Temporary government support has masked deeper vulnerabilities, but unless structural reforms unlock new avenues for rural employment and income generation, the crisis will only intensify.
Credit and Consumption
Bank lending patterns highlight a divergence between rural wages and borrowing trends. Over the past five years, rural credit has expanded at an annual pace of 11.5%, with personal loans driving much of this growth.
Agricultural lending has risen by 11% annually, while personal loans have grown at 16%. Meanwhile, credit to transport operators has increased by 11.8%, construction by 2%, trade by 7.6%, and services by 9.1%.
Industry lags further behind at 6.3%.
Historically, rural credit and wage growth have been closely correlated. Between 2009-10 and 2013-14, agricultural GVA grew at 3.5% annually, yet rural wages expanded at 6% per year.
During this period, credit to the rural sector increased by 13% annually, supporting higher incomes. The past five years, however, have told a different story.
Even as GVA climbs at 4.7% annually, real rural wages have shrunk by 0.6%, illustrating the stark disconnect between output growth and earnings. Loan growth has slowed to 11.5%, primarily driven by consumption rather than productive investments.
The share of rural bank credit flowing into gross fixed capital formation has steadily declined. In 2002-03, nearly 96% of agricultural loans were directed toward capital investment.
By 2022-23, this had fallen to 37%, reflecting a shift away from productivity-enhancing lending. Instead, rural borrowing is increasingly financing consumption.
Household ownership of televisions, two-wheelers, and smartphones has surged, with auto loans growing at an annual rate of 14.6% and personal loans—particularly those secured against property—rising by 21.8%.
Food Inflation Puzzle
Notwithstanding the rise in leveraged consumption in recent years, the national levels Household Consumption Expenditure survey shows a sharp slowdown in real consumption in rural and urban areas to 3.3% and 2.8% respectively. However, the food consumption patterns present another anomaly. It suggests that per capita spending on food, particularly cereals, has declined in real terms.
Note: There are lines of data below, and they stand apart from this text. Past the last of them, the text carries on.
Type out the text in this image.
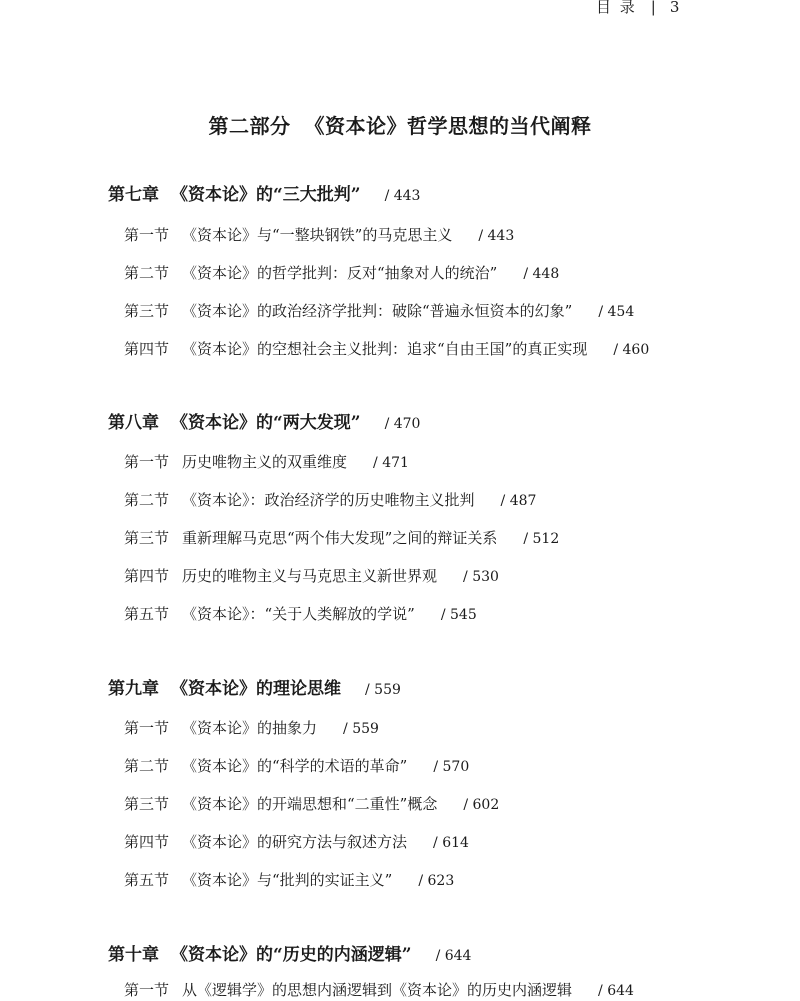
目 录 | 3
第二部分 《资本论》哲学思想的当代阐释
第七章 《资本论》的“三大批判” / 443
第一节 《资本论》与“一整块钢铁”的马克思主义 / 443
第二节 《资本论》的哲学批判：反对“抽象对人的统治” / 448
第三节 《资本论》的政治经济学批判：破除“普遍永恒资本的幻象” / 454
第四节 《资本论》的空想社会主义批判：追求“自由王国”的真正实现 / 460
第八章 《资本论》的“两大发现” / 470
第一节 历史唯物主义的双重维度 / 471
第二节 《资本论》：政治经济学的历史唯物主义批判 / 487
第三节 重新理解马克思“两个伟大发现”之间的辩证关系 / 512
第四节 历史的唯物主义与马克思主义新世界观 / 530
第五节 《资本论》：“关于人类解放的学说” / 545
第九章 《资本论》的理论思维 / 559
第一节 《资本论》的抽象力 / 559
第二节 《资本论》的“科学的术语的革命” / 570
第三节 《资本论》的开端思想和“二重性”概念 / 602
第四节 《资本论》的研究方法与叙述方法 / 614
第五节 《资本论》与“批判的实证主义” / 623
第十章 《资本论》的“历史的内涵逻辑” / 644
第一节 从《逻辑学》的思想内涵逻辑到《资本论》的历史内涵逻辑 / 644
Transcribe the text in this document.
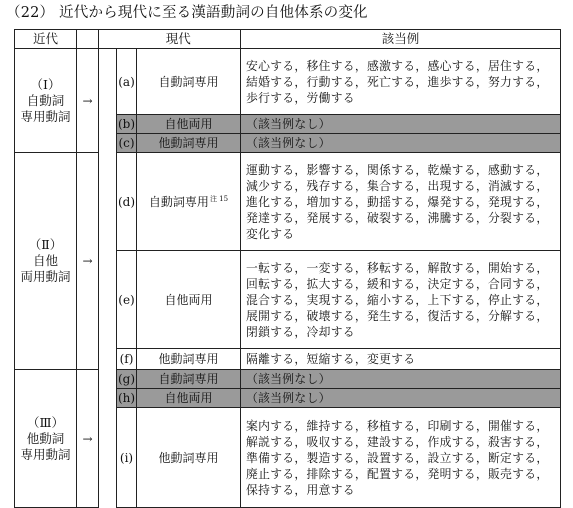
（22） 近代から現代に至る漢語動詞の自他体系の変化
近代			現代		該当例

（Ⅰ）
自動詞
専用動詞	→		(a)	自動詞専用	安心する，移住する，感激する，感心する，居住する，結婚する，行動する，死亡する，進歩する，努力する，歩行する，労働する
			(b)	自他両用	（該当例なし）
			(c)	他動詞専用	（該当例なし）

（Ⅱ）
自他
両用動詞	→		(d)	自動詞専用$^{注 15}$	運動する，影響する，関係する，乾燥する，感動する，減少する，残存する，集合する，出現する，消滅する，進化する，増加する，動揺する，爆発する，発現する，発達する，発展する，破裂する，沸騰する，分裂する，変化する
			(e)	自他両用	一転する，一変する，移転する，解散する，開始する，回転する，拡大する，緩和する，決定する，合同する，混合する，実現する，縮小する，上下する，停止する，展開する，破壊する，発生する，復活する，分解する，閉鎖する，冷却する
			(f)	他動詞専用	隔離する，短縮する，変更する

（Ⅲ）
他動詞
専用動詞	→		(g)	自動詞専用	（該当例なし）
			(h)	自他両用	（該当例なし）
			(i)	他動詞専用	案内する，維持する，移植する，印刷する，開催する，解説する，吸収する，建設する，作成する，殺害する，準備する，製造する，設置する，設立する，断定する，廃止する，排除する，配置する，発明する，販売する，保持する，用意する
Adjusted for free food distribution, nominal monthly per capita expenditure on cereals in rural areas grew at just 2.5% annually between 2011-12 and 2023-24, while inflation averaged 5.6%.
The real decline in spending contradicts national income data, which shows that personal final consumption expenditure on cereals and bread grew at 4.4% annually—higher than the agricultural production growth of 2.1%.
Rural economic stress is no longer just a warning sign—it is a crisis in motion. Rising disguised unemployment, falling real wages, and decelerating nominal growth indicate structural imbalances.
With ruralisation accelerating and economic cracks widening, policymakers must take bold steps to generate sustainable rural employment, redirect credit to productive enterprises, and prevent the deepening wage stagnation from becoming a drag on broader economic growth.